Sarah Singh: Sparking environmental awareness among children in the Barima-Mora Passage

…girls now monitoring mangroves using drones

By Rupa Seenaraine

Indigenous children from the Barima-Mora Passage in Region One (Barima-Waini) have been able to understand the environment in which they live better and dream about opportunities that they never thought possible, through the work of 21-year-old Sarah Singh in their communities.
Sarah, who works for the Guyana Marine Conservation Society (GMCS) as the Project Administration and Communications Officer, has been teaching the children about the importance of the region’s resources, especially mangrove cover.

Sarah Singh

Having recently completed her Bachelor’s Degree in Biology with a specialisation in marine biology at the University of Guyana, Singh has been deeply involved in the work to raise awareness in the villages.
The first-ever Indigenous girls’ drone unit, called the Barima Mora Drone Unit, was formed in May of 2022, where four girls were trained to operate the devices. This would later enable them to monitor the mangrove and natural resources using aerial equipment, enabling updates on changes in the land and new environmental trends.

Singh flanked by children during a school session

The Barima-Mora Passage spans about 50,000 hectares, and at present is Guyana’s largest mangrove eco-system. There are freshwater swamps, wetlands, and savannahs with rich aquatic resources.
“We basically brought out these Indigenous girls from four of the primary communities in the Barima-Mora Passage. It is found in Region One and comprises about eight communities. It is very special not just for the people living there, but the entire country because it is the largest and most intact mangrove ecosystem,” she highlighted.

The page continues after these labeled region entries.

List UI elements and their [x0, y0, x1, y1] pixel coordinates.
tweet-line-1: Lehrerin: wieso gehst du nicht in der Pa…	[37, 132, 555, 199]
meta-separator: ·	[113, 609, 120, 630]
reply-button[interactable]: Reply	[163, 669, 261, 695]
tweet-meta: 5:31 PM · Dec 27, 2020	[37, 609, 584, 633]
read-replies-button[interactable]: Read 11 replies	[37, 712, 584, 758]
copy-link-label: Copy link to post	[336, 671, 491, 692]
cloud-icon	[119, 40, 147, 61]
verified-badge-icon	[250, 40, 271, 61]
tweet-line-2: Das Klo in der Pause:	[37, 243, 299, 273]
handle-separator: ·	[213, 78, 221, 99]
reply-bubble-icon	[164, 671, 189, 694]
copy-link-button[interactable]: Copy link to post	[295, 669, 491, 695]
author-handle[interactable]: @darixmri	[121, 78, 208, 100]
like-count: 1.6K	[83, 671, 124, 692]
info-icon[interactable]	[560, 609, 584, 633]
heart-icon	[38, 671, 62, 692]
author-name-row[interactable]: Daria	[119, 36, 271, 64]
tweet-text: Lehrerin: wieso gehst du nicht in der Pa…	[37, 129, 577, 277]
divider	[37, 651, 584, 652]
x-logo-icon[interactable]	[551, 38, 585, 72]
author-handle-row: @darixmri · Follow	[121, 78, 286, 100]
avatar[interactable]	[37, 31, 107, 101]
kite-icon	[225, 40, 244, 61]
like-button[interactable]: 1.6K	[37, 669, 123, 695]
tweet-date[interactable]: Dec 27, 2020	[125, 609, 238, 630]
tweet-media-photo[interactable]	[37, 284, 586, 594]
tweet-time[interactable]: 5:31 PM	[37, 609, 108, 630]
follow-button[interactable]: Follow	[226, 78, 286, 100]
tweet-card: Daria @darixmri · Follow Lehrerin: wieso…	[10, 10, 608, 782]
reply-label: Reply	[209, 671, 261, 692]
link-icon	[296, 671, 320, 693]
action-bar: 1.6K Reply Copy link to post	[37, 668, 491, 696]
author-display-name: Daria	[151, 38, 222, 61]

Showing a young girl how a drone is operated

With the drone unit in place, comprising girls aged 19 and 20, she noted that illegal activities could be spotted and changes could be identified sooner.
“The four girls were trained by a company to do aerial drone training and after that, we went back to the communities and we did practical drone training there. The main aim of this drone unit is for these young girls to be able to monitor their mangrove forest for illegal cutting down of mangroves and just to see what is happening and monitor how the land is changing over time,” Singh highlighted.
However, the young biologist expressed that such initiatives have translated into much more for these villages. Young children are now grasping the different opportunities which are in the outside world and exploring unconventional career aspirations.
“The communities are also excited because this is the first time this is being done, especially with the young girls who have limited opportunities in these villages. The girls have been very grateful, because they have never been exposed to such things before. It’s creating opportunities for them that they haven’t dreamt of.”
Recognising that the schoolchildren are visual learners, Singh has been ensuring that their imaginations are well-fed during her awareness exercises.
She expressed, “The community gets super excited when we’re doing practical [work] and what their communities look like from above. It is a heart-warming experience to see their faces light up…That motivated me to keep going back and doing more for them. It makes my job the happiest and easiest.”
Reflecting on improvements for these children, Singh shared that enhanced education access would play a significant role in their lives.
“I would wish if the kids were exposed to proper education. The education level is not as it is in Georgetown, especially the literacy level and the resources are limited. The kids learn better with videos and fun learning materials as well.”